I was in bed, barely able to walk, for the next two weeks. Clouded by pain pills, I barely remember the string of wonderful people who came to visit me. I know my family was loved and supported, but I remember little.
The pain meds made my memory so fuzzy that I stopped taking them, probably too early. I missed the first day of class, and it made me so angry that my life was disrupted by these dogs that I borrowed a cane from a good friend who has Muscular Dystrophy and limped my way from the car, which I probably shouldn’t have been driving because I had two bad legs, to class, so I could feel a sense of normalcy in my life. I made it to class but I taught in a state of painful delirium because I had stopped taking my meds 2 days earlier.

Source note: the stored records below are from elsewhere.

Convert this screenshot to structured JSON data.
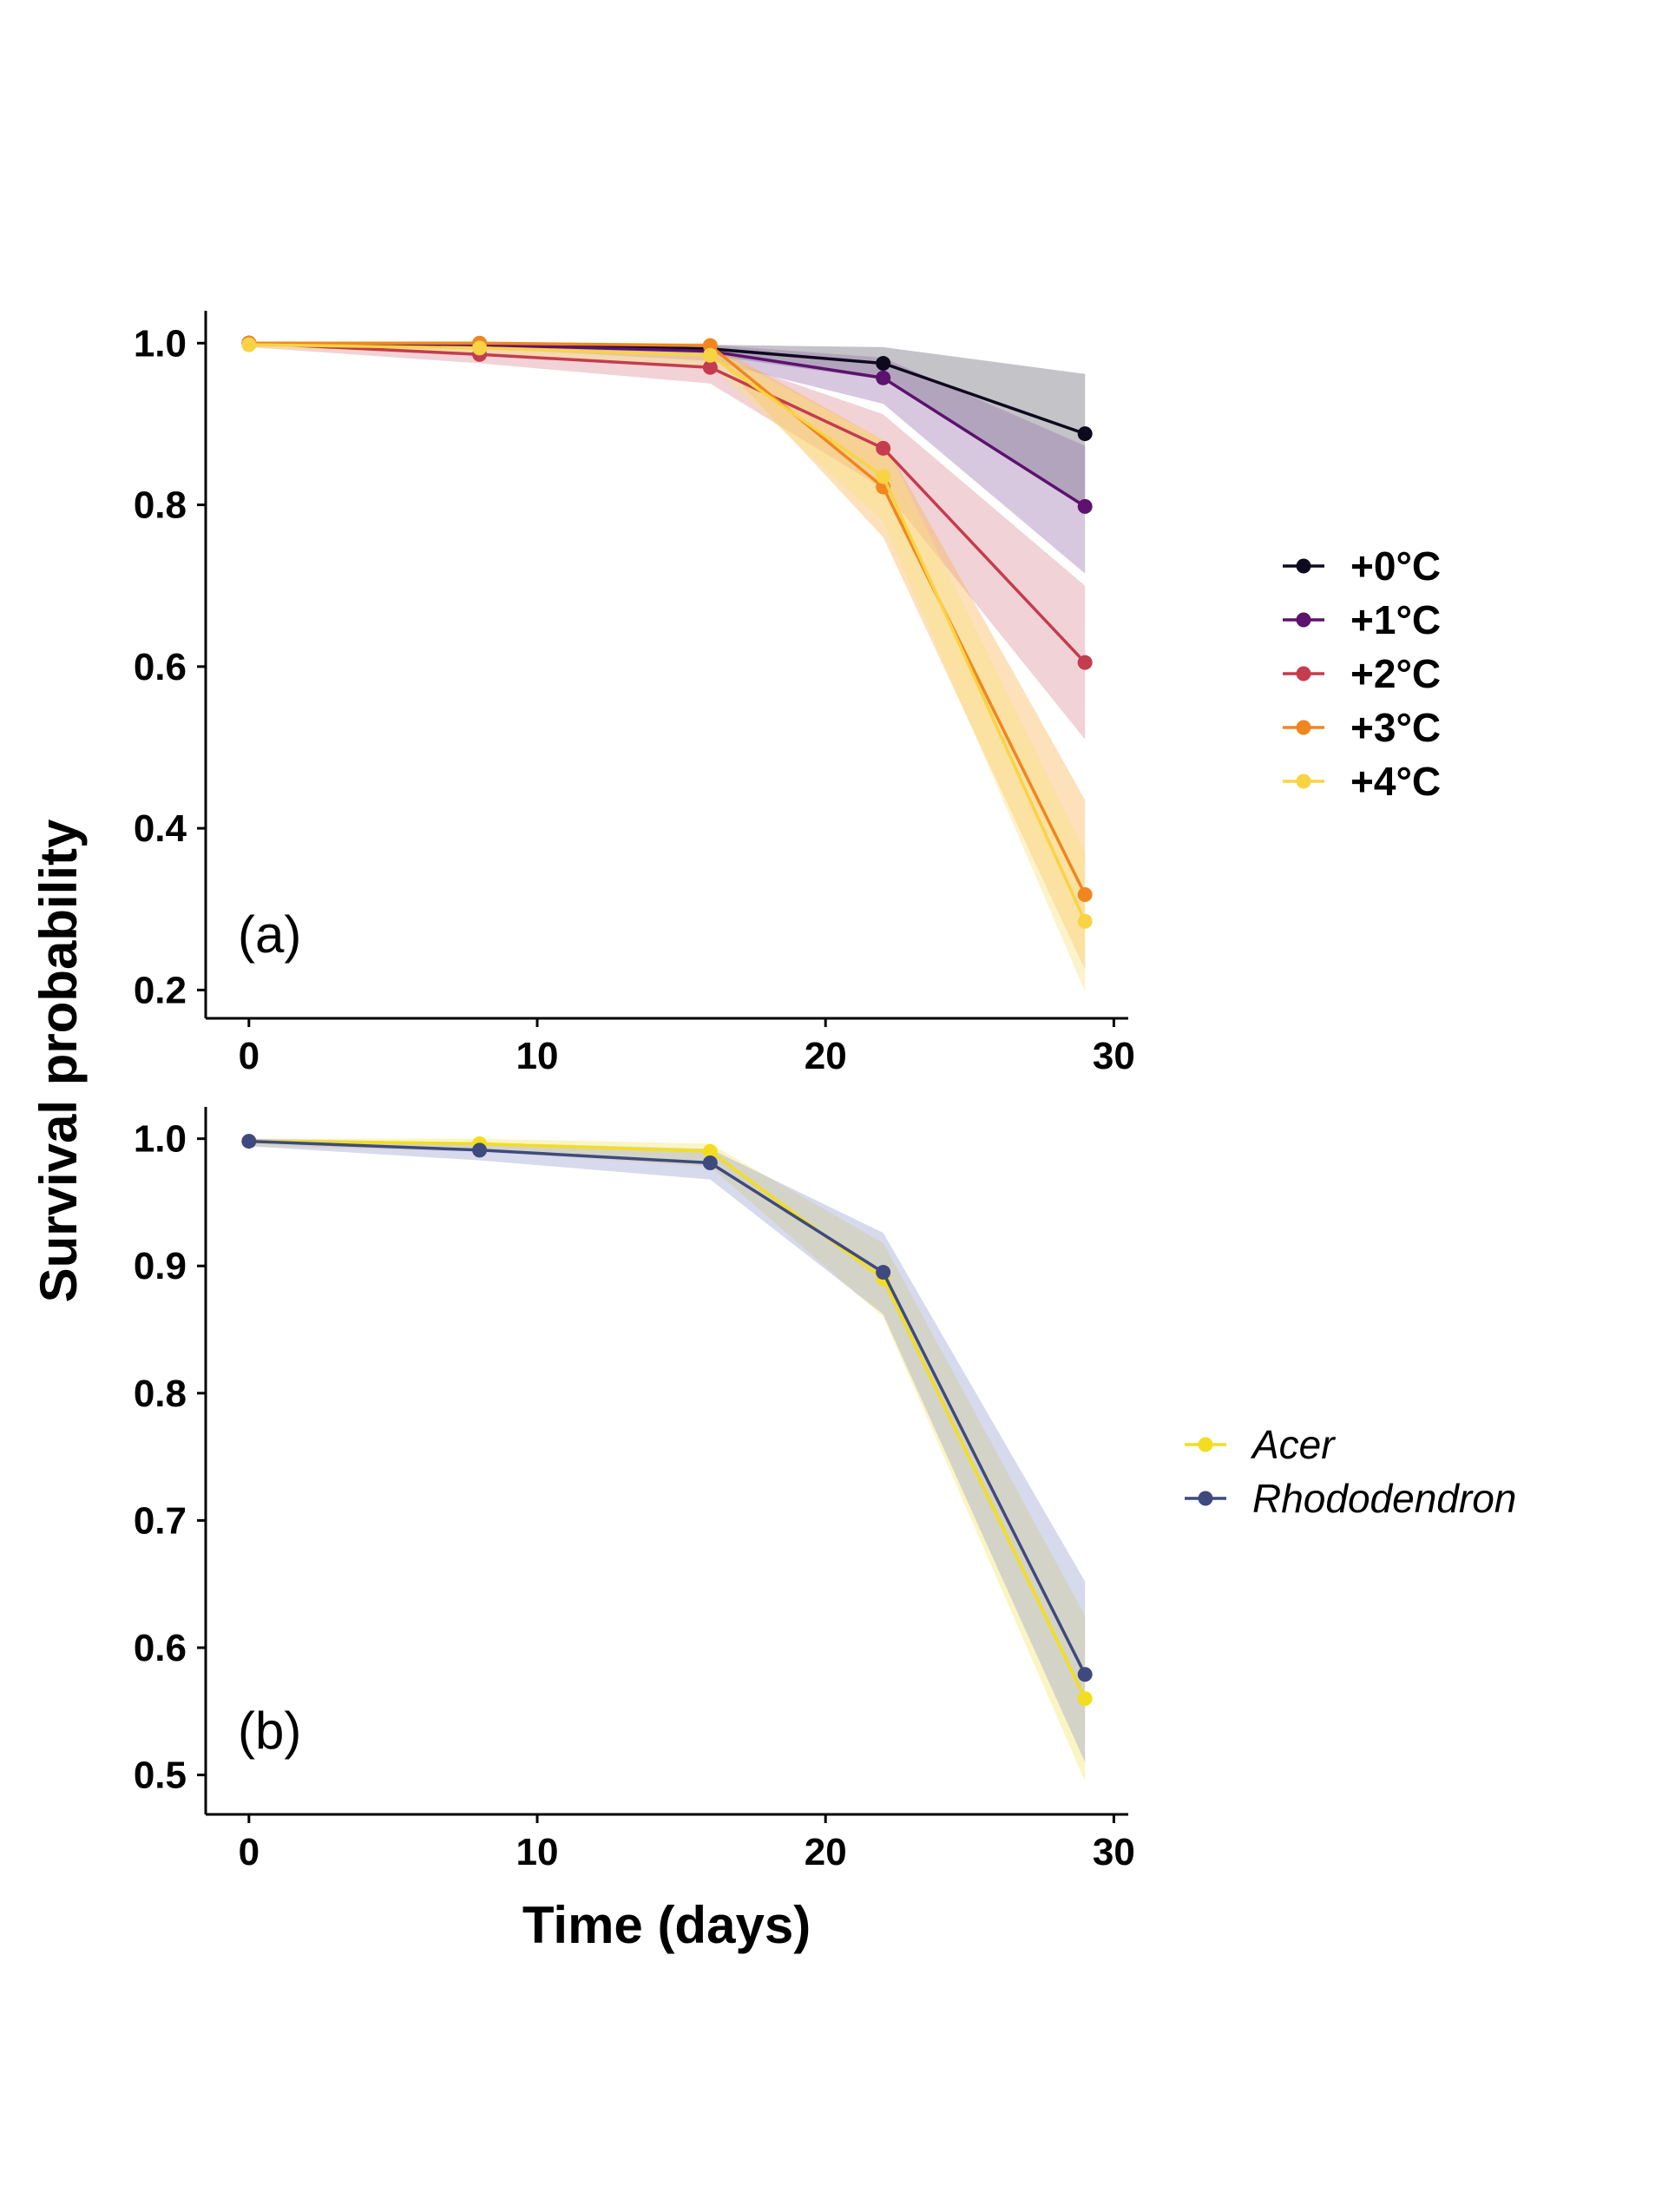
{
  "figure": {
    "ylabel": "Survival probability",
    "xlabel": "Time (days)"
  },
  "chart_data": [
    {
      "type": "line",
      "panel_label": "(a)",
      "x": [
        0,
        8,
        16,
        22,
        29
      ],
      "xlim": [
        -1.5,
        30.5
      ],
      "ylim": [
        0.165,
        1.04
      ],
      "xticks": [
        0,
        10,
        20,
        30
      ],
      "yticks": [
        0.2,
        0.4,
        0.6,
        0.8,
        1.0
      ],
      "ytick_labels": [
        "0.2",
        "0.4",
        "0.6",
        "0.8",
        "1.0"
      ],
      "legend_position": "right",
      "legend_style": "bold",
      "grid": false,
      "series": [
        {
          "name": "+0°C",
          "color": "#0d0a1e",
          "band_color": "#6b6a74",
          "values": [
            1.0,
            0.998,
            0.993,
            0.975,
            0.888
          ],
          "lower": [
            1.0,
            0.995,
            0.985,
            0.955,
            0.8
          ],
          "upper": [
            1.0,
            1.0,
            0.998,
            0.995,
            0.962
          ]
        },
        {
          "name": "+1°C",
          "color": "#5c126e",
          "band_color": "#9a76ae",
          "values": [
            1.0,
            0.998,
            0.99,
            0.957,
            0.798
          ],
          "lower": [
            1.0,
            0.994,
            0.978,
            0.925,
            0.715
          ],
          "upper": [
            1.0,
            1.0,
            0.998,
            0.982,
            0.873
          ]
        },
        {
          "name": "+2°C",
          "color": "#c43c4e",
          "band_color": "#dc8f99",
          "values": [
            1.0,
            0.986,
            0.97,
            0.87,
            0.605
          ],
          "lower": [
            0.995,
            0.975,
            0.95,
            0.82,
            0.51
          ],
          "upper": [
            1.0,
            0.996,
            0.986,
            0.912,
            0.7
          ]
        },
        {
          "name": "+3°C",
          "color": "#f08620",
          "band_color": "#f7b455",
          "values": [
            1.0,
            1.0,
            0.997,
            0.822,
            0.318
          ],
          "lower": [
            1.0,
            0.996,
            0.99,
            0.76,
            0.225
          ],
          "upper": [
            1.0,
            1.0,
            1.0,
            0.88,
            0.435
          ]
        },
        {
          "name": "+4°C",
          "color": "#f9d343",
          "band_color": "#fbe07e",
          "values": [
            0.998,
            0.994,
            0.985,
            0.835,
            0.285
          ],
          "lower": [
            0.994,
            0.986,
            0.972,
            0.78,
            0.198
          ],
          "upper": [
            1.0,
            1.0,
            0.994,
            0.88,
            0.37
          ]
        }
      ]
    },
    {
      "type": "line",
      "panel_label": "(b)",
      "x": [
        0,
        8,
        16,
        22,
        29
      ],
      "xlim": [
        -1.5,
        30.5
      ],
      "ylim": [
        0.469,
        1.025
      ],
      "xticks": [
        0,
        10,
        20,
        30
      ],
      "yticks": [
        0.5,
        0.6,
        0.7,
        0.8,
        0.9,
        1.0
      ],
      "ytick_labels": [
        "0.5",
        "0.6",
        "0.7",
        "0.8",
        "0.9",
        "1.0"
      ],
      "legend_position": "right",
      "legend_style": "italic",
      "grid": false,
      "series": [
        {
          "name": "Acer",
          "color": "#f2de1f",
          "band_color": "#f5e76b",
          "values": [
            0.998,
            0.996,
            0.99,
            0.89,
            0.56
          ],
          "lower": [
            0.994,
            0.99,
            0.978,
            0.86,
            0.495
          ],
          "upper": [
            1.0,
            1.0,
            0.996,
            0.918,
            0.625
          ]
        },
        {
          "name": "Rhododendron",
          "color": "#3e4a7e",
          "band_color": "#9aa1cf",
          "values": [
            0.998,
            0.991,
            0.981,
            0.895,
            0.579
          ],
          "lower": [
            0.994,
            0.983,
            0.968,
            0.862,
            0.51
          ],
          "upper": [
            1.0,
            0.997,
            0.992,
            0.926,
            0.652
          ]
        }
      ]
    }
  ]
}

I wasn’t ready to teach. I had gone back to work too early. I could barely sleep. For most of my life, I had been sleeping on my back, but all that lying on my back reminded me of was me, on my back, being eaten by monsters. Our neighborhood was full of households with dogs, and at all times of the day, dogs would start barking and I would tense up to the point of cramping. I decided to get help, and thankfully, it wasn’t too late.
The PTSD therapy that I attended for over a year was focused on attempting to see the dog attack as merely one moment in life instead of THE moment in life. In order to accomplish this, my therapist and I relived the dog attack experience as a moment in my life’s timeline over, and over, and over. Week after week. After week. After week. The first session left me so weak I almost fell down in the bathroom. It was the most exhausting workout I had ever undertaken, and all I had done was sit on the couch, listening to my (amazing) therapist read the dog attack experience back to me time and time again. Therapy was, in some ways, more difficult than the attack itself. Rather than just lie there and scream for help, I had to confront my pain head on. But I did. And my wife helped me. And my kids helped me. And my family helped me. And my friends helped me. And Morningside College was supportive of my healing and didn’t bat an eye at the amount of time I needed to take to be in therapy.

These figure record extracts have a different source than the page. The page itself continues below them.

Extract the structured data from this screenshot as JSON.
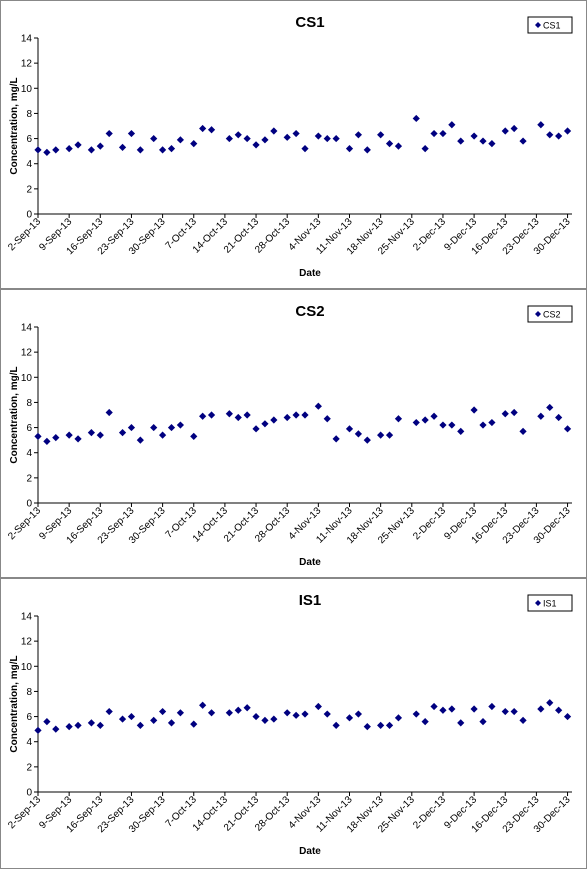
{
  "chart_data": [
    {
      "type": "scatter",
      "title": "CS1",
      "x_label": "Date",
      "y_label": "Concentration, mg/L",
      "legend": "top-right",
      "x": [
        "2013-09-02",
        "2013-09-04",
        "2013-09-06",
        "2013-09-09",
        "2013-09-11",
        "2013-09-14",
        "2013-09-16",
        "2013-09-18",
        "2013-09-21",
        "2013-09-23",
        "2013-09-25",
        "2013-09-28",
        "2013-09-30",
        "2013-10-02",
        "2013-10-04",
        "2013-10-07",
        "2013-10-09",
        "2013-10-11",
        "2013-10-15",
        "2013-10-17",
        "2013-10-19",
        "2013-10-21",
        "2013-10-23",
        "2013-10-25",
        "2013-10-28",
        "2013-10-30",
        "2013-11-01",
        "2013-11-04",
        "2013-11-06",
        "2013-11-08",
        "2013-11-11",
        "2013-11-13",
        "2013-11-15",
        "2013-11-18",
        "2013-11-20",
        "2013-11-22",
        "2013-11-26",
        "2013-11-28",
        "2013-11-30",
        "2013-12-02",
        "2013-12-04",
        "2013-12-06",
        "2013-12-09",
        "2013-12-11",
        "2013-12-13",
        "2013-12-16",
        "2013-12-18",
        "2013-12-20",
        "2013-12-24",
        "2013-12-26",
        "2013-12-28",
        "2013-12-30"
      ],
      "series": [
        {
          "name": "CS1",
          "color": "#000080",
          "values": [
            5.1,
            4.9,
            5.1,
            5.2,
            5.5,
            5.1,
            5.4,
            6.4,
            5.3,
            6.4,
            5.1,
            6.0,
            5.1,
            5.2,
            5.9,
            5.6,
            6.8,
            6.7,
            6.0,
            6.3,
            6.0,
            5.5,
            5.9,
            6.6,
            6.1,
            6.4,
            5.2,
            6.2,
            6.0,
            6.0,
            5.2,
            6.3,
            5.1,
            6.3,
            5.6,
            5.4,
            7.6,
            5.2,
            6.4,
            6.4,
            7.1,
            5.8,
            6.2,
            5.8,
            5.6,
            6.6,
            6.8,
            5.8,
            7.1,
            6.3,
            6.2,
            6.6
          ]
        }
      ],
      "xlim": [
        "2013-09-02",
        "2013-12-31"
      ],
      "xticks": [
        {
          "value": "2013-09-02",
          "label": "2-Sep-13"
        },
        {
          "value": "2013-09-09",
          "label": "9-Sep-13"
        },
        {
          "value": "2013-09-16",
          "label": "16-Sep-13"
        },
        {
          "value": "2013-09-23",
          "label": "23-Sep-13"
        },
        {
          "value": "2013-09-30",
          "label": "30-Sep-13"
        },
        {
          "value": "2013-10-07",
          "label": "7-Oct-13"
        },
        {
          "value": "2013-10-14",
          "label": "14-Oct-13"
        },
        {
          "value": "2013-10-21",
          "label": "21-Oct-13"
        },
        {
          "value": "2013-10-28",
          "label": "28-Oct-13"
        },
        {
          "value": "2013-11-04",
          "label": "4-Nov-13"
        },
        {
          "value": "2013-11-11",
          "label": "11-Nov-13"
        },
        {
          "value": "2013-11-18",
          "label": "18-Nov-13"
        },
        {
          "value": "2013-11-25",
          "label": "25-Nov-13"
        },
        {
          "value": "2013-12-02",
          "label": "2-Dec-13"
        },
        {
          "value": "2013-12-09",
          "label": "9-Dec-13"
        },
        {
          "value": "2013-12-16",
          "label": "16-Dec-13"
        },
        {
          "value": "2013-12-23",
          "label": "23-Dec-13"
        },
        {
          "value": "2013-12-30",
          "label": "30-Dec-13"
        }
      ],
      "ylim": [
        0,
        14
      ],
      "yticks": [
        0,
        2,
        4,
        6,
        8,
        10,
        12,
        14
      ]
    },
    {
      "type": "scatter",
      "title": "CS2",
      "x_label": "Date",
      "y_label": "Concentration, mg/L",
      "legend": "top-right",
      "x": [
        "2013-09-02",
        "2013-09-04",
        "2013-09-06",
        "2013-09-09",
        "2013-09-11",
        "2013-09-14",
        "2013-09-16",
        "2013-09-18",
        "2013-09-21",
        "2013-09-23",
        "2013-09-25",
        "2013-09-28",
        "2013-09-30",
        "2013-10-02",
        "2013-10-04",
        "2013-10-07",
        "2013-10-09",
        "2013-10-11",
        "2013-10-15",
        "2013-10-17",
        "2013-10-19",
        "2013-10-21",
        "2013-10-23",
        "2013-10-25",
        "2013-10-28",
        "2013-10-30",
        "2013-11-01",
        "2013-11-04",
        "2013-11-06",
        "2013-11-08",
        "2013-11-11",
        "2013-11-13",
        "2013-11-15",
        "2013-11-18",
        "2013-11-20",
        "2013-11-22",
        "2013-11-26",
        "2013-11-28",
        "2013-11-30",
        "2013-12-02",
        "2013-12-04",
        "2013-12-06",
        "2013-12-09",
        "2013-12-11",
        "2013-12-13",
        "2013-12-16",
        "2013-12-18",
        "2013-12-20",
        "2013-12-24",
        "2013-12-26",
        "2013-12-28",
        "2013-12-30"
      ],
      "series": [
        {
          "name": "CS2",
          "color": "#000080",
          "values": [
            5.3,
            4.9,
            5.2,
            5.4,
            5.1,
            5.6,
            5.4,
            7.2,
            5.6,
            6.0,
            5.0,
            6.0,
            5.4,
            6.0,
            6.2,
            5.3,
            6.9,
            7.0,
            7.1,
            6.8,
            7.0,
            5.9,
            6.3,
            6.6,
            6.8,
            7.0,
            7.0,
            7.7,
            6.7,
            5.1,
            5.9,
            5.5,
            5.0,
            5.4,
            5.4,
            6.7,
            6.4,
            6.6,
            6.9,
            6.2,
            6.2,
            5.7,
            7.4,
            6.2,
            6.4,
            7.1,
            7.2,
            5.7,
            6.9,
            7.6,
            6.8,
            5.9
          ]
        }
      ],
      "xlim": [
        "2013-09-02",
        "2013-12-31"
      ],
      "xticks": [
        {
          "value": "2013-09-02",
          "label": "2-Sep-13"
        },
        {
          "value": "2013-09-09",
          "label": "9-Sep-13"
        },
        {
          "value": "2013-09-16",
          "label": "16-Sep-13"
        },
        {
          "value": "2013-09-23",
          "label": "23-Sep-13"
        },
        {
          "value": "2013-09-30",
          "label": "30-Sep-13"
        },
        {
          "value": "2013-10-07",
          "label": "7-Oct-13"
        },
        {
          "value": "2013-10-14",
          "label": "14-Oct-13"
        },
        {
          "value": "2013-10-21",
          "label": "21-Oct-13"
        },
        {
          "value": "2013-10-28",
          "label": "28-Oct-13"
        },
        {
          "value": "2013-11-04",
          "label": "4-Nov-13"
        },
        {
          "value": "2013-11-11",
          "label": "11-Nov-13"
        },
        {
          "value": "2013-11-18",
          "label": "18-Nov-13"
        },
        {
          "value": "2013-11-25",
          "label": "25-Nov-13"
        },
        {
          "value": "2013-12-02",
          "label": "2-Dec-13"
        },
        {
          "value": "2013-12-09",
          "label": "9-Dec-13"
        },
        {
          "value": "2013-12-16",
          "label": "16-Dec-13"
        },
        {
          "value": "2013-12-23",
          "label": "23-Dec-13"
        },
        {
          "value": "2013-12-30",
          "label": "30-Dec-13"
        }
      ],
      "ylim": [
        0,
        14
      ],
      "yticks": [
        0,
        2,
        4,
        6,
        8,
        10,
        12,
        14
      ]
    },
    {
      "type": "scatter",
      "title": "IS1",
      "x_label": "Date",
      "y_label": "Concentration, mg/L",
      "legend": "top-right",
      "x": [
        "2013-09-02",
        "2013-09-04",
        "2013-09-06",
        "2013-09-09",
        "2013-09-11",
        "2013-09-14",
        "2013-09-16",
        "2013-09-18",
        "2013-09-21",
        "2013-09-23",
        "2013-09-25",
        "2013-09-28",
        "2013-09-30",
        "2013-10-02",
        "2013-10-04",
        "2013-10-07",
        "2013-10-09",
        "2013-10-11",
        "2013-10-15",
        "2013-10-17",
        "2013-10-19",
        "2013-10-21",
        "2013-10-23",
        "2013-10-25",
        "2013-10-28",
        "2013-10-30",
        "2013-11-01",
        "2013-11-04",
        "2013-11-06",
        "2013-11-08",
        "2013-11-11",
        "2013-11-13",
        "2013-11-15",
        "2013-11-18",
        "2013-11-20",
        "2013-11-22",
        "2013-11-26",
        "2013-11-28",
        "2013-11-30",
        "2013-12-02",
        "2013-12-04",
        "2013-12-06",
        "2013-12-09",
        "2013-12-11",
        "2013-12-13",
        "2013-12-16",
        "2013-12-18",
        "2013-12-20",
        "2013-12-24",
        "2013-12-26",
        "2013-12-28",
        "2013-12-30"
      ],
      "series": [
        {
          "name": "IS1",
          "color": "#000080",
          "values": [
            4.9,
            5.6,
            5.0,
            5.2,
            5.3,
            5.5,
            5.3,
            6.4,
            5.8,
            6.0,
            5.3,
            5.7,
            6.4,
            5.5,
            6.3,
            5.4,
            6.9,
            6.3,
            6.3,
            6.5,
            6.7,
            6.0,
            5.7,
            5.8,
            6.3,
            6.1,
            6.2,
            6.8,
            6.2,
            5.3,
            5.9,
            6.2,
            5.2,
            5.3,
            5.3,
            5.9,
            6.2,
            5.6,
            6.8,
            6.5,
            6.6,
            5.5,
            6.6,
            5.6,
            6.8,
            6.4,
            6.4,
            5.7,
            6.6,
            7.1,
            6.5,
            6.0
          ]
        }
      ],
      "xlim": [
        "2013-09-02",
        "2013-12-31"
      ],
      "xticks": [
        {
          "value": "2013-09-02",
          "label": "2-Sep-13"
        },
        {
          "value": "2013-09-09",
          "label": "9-Sep-13"
        },
        {
          "value": "2013-09-16",
          "label": "16-Sep-13"
        },
        {
          "value": "2013-09-23",
          "label": "23-Sep-13"
        },
        {
          "value": "2013-09-30",
          "label": "30-Sep-13"
        },
        {
          "value": "2013-10-07",
          "label": "7-Oct-13"
        },
        {
          "value": "2013-10-14",
          "label": "14-Oct-13"
        },
        {
          "value": "2013-10-21",
          "label": "21-Oct-13"
        },
        {
          "value": "2013-10-28",
          "label": "28-Oct-13"
        },
        {
          "value": "2013-11-04",
          "label": "4-Nov-13"
        },
        {
          "value": "2013-11-11",
          "label": "11-Nov-13"
        },
        {
          "value": "2013-11-18",
          "label": "18-Nov-13"
        },
        {
          "value": "2013-11-25",
          "label": "25-Nov-13"
        },
        {
          "value": "2013-12-02",
          "label": "2-Dec-13"
        },
        {
          "value": "2013-12-09",
          "label": "9-Dec-13"
        },
        {
          "value": "2013-12-16",
          "label": "16-Dec-13"
        },
        {
          "value": "2013-12-23",
          "label": "23-Dec-13"
        },
        {
          "value": "2013-12-30",
          "label": "30-Dec-13"
        }
      ],
      "ylim": [
        0,
        14
      ],
      "yticks": [
        0,
        2,
        4,
        6,
        8,
        10,
        12,
        14
      ]
    }
  ]
}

And slowly, my life came back together.
Two years after the attack, my boys wanted a pet. They knew my feelings toward dogs, so they tried to come up with creative solutions. A Russian tortoise! Those live 80 years. And they smell. Fish? But they wanted to play with the pet. A cat? Only if you never want Grandpa or Uncle Justin or Aunt Carla to visit you ever again. An Iguana? Mom really doesn’t want to have cartons of live crickets in the house to feed to it. A dog?
I wasn’t quite ready. I had started reintegrating my friends’ dogs back into my life. But in my own house?
Eventually, after talking it over with Rebekah, we surprised the kids with a trip to the pound. The dog we had gone to adopt had been adopted 10 minutes before we got there, and our youngest melted into a puddle of tears. I was disappointed, too. I would have been comfortable with that dog. And then the woman behind the counter, in an effort to console my youngest, told us that there was a really sweet, small dog named Rocky that was waiting for a forever home. He was a bit broken, a bit abandoned by the world, but he was a dog with a good soul. He was a kindred spirit. And he helped finally heal me, not fully, but to a point where I feel like myself again.
David Elder is an associate professor of Writing and Rhetoric at Morningside College in Sioux City, Iowa. He earned his PhD in English and Composition from Texas Christian University. He is married to a wonderful woman and is the proud father of two amazing boys. Rocky chose him as much as he chose Rocky.